Koolhaas versus the Actor
Rita Novel     2005.05.05 23:19

aml, I just realized that there are (at least) two English "l'architecture dans le boudoir" texts by Tafuri. The 'first' was published in OPPOSITIONS 3 (May 1974), the 'second' is chapter 8 of THE SPHERE AND THE LABYRINTH (1980). The text I starting reading today is the one from OPPOSITIONS, and I've now compared the two texts and they are not at all identical. For example, Piranesi is not referenced at all in the first text. Overall, much has been added to the second text to 'fill it out' and update it, but there are also some changes (although some of the changes may be due to different translators).

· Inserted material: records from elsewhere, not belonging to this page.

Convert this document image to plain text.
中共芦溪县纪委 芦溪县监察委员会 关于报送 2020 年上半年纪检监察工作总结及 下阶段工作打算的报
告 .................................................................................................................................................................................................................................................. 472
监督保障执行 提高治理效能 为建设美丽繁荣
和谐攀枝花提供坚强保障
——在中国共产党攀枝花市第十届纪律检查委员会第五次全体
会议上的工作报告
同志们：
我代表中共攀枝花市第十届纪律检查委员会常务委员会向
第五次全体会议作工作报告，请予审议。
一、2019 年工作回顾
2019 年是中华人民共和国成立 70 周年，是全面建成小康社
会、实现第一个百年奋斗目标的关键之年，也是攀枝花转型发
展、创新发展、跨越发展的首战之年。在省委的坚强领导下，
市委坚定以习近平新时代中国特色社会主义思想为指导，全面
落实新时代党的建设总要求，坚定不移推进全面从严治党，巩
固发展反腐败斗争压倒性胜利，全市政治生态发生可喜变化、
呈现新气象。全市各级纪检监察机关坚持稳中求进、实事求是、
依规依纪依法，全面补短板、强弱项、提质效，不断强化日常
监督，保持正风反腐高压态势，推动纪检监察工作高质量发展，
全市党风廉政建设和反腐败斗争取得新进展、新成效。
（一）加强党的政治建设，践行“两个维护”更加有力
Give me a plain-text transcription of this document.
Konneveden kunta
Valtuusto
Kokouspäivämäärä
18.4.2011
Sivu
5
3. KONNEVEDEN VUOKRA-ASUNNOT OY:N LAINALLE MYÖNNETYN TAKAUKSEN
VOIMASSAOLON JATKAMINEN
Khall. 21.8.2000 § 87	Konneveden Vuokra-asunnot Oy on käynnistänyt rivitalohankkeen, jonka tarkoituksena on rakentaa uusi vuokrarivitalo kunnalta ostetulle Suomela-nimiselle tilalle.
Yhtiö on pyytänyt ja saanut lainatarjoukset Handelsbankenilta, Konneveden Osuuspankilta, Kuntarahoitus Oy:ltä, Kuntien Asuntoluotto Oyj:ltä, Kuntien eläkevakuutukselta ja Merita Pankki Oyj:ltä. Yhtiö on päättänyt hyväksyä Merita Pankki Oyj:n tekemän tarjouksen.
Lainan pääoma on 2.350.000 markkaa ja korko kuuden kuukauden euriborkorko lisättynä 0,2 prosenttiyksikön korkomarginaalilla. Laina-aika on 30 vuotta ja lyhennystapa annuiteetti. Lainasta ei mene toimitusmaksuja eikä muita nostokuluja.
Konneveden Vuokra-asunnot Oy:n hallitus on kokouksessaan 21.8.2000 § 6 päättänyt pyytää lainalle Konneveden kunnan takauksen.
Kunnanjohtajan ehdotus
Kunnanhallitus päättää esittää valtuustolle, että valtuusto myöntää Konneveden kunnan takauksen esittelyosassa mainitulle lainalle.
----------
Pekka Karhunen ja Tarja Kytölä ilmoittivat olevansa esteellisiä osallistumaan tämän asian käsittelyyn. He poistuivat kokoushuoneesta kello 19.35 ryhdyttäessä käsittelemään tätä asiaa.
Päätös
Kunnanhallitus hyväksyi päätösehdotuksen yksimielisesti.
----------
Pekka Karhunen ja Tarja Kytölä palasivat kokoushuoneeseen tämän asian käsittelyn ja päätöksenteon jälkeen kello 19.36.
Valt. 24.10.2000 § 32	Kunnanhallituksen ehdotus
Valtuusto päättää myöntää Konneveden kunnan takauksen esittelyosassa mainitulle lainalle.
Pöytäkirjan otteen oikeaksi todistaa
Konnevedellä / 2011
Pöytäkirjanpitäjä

Yes, the concept of reenactment is there within "l'architecture dans le boudoir," but nowhere does Tafuri explain or even recognize it as such. Tafuri mentions that a "code" has been lost, and thus the language architects use is devoid of meaning, implying that if the code were still known, then the meaning would be known as well. For me, reenactionary architecturism is the code and the provider of meaning.

In English, the first chapter of THE SPHERE AND THE LABYRINTH is "The Wicked Architect," and this chapter too was published earlier and separately, (or maybe I'm thinking of the first chapter of ARCHITECTURE AND UTOPIA).

Anyway, it looks to me like THE SPHERE AND THE LABYRINTH is itself a bricolage, composed of disparate pieces that were ultimately brought together, which perhaps explains the very first paragraph (which I responded to with "How Ironic!"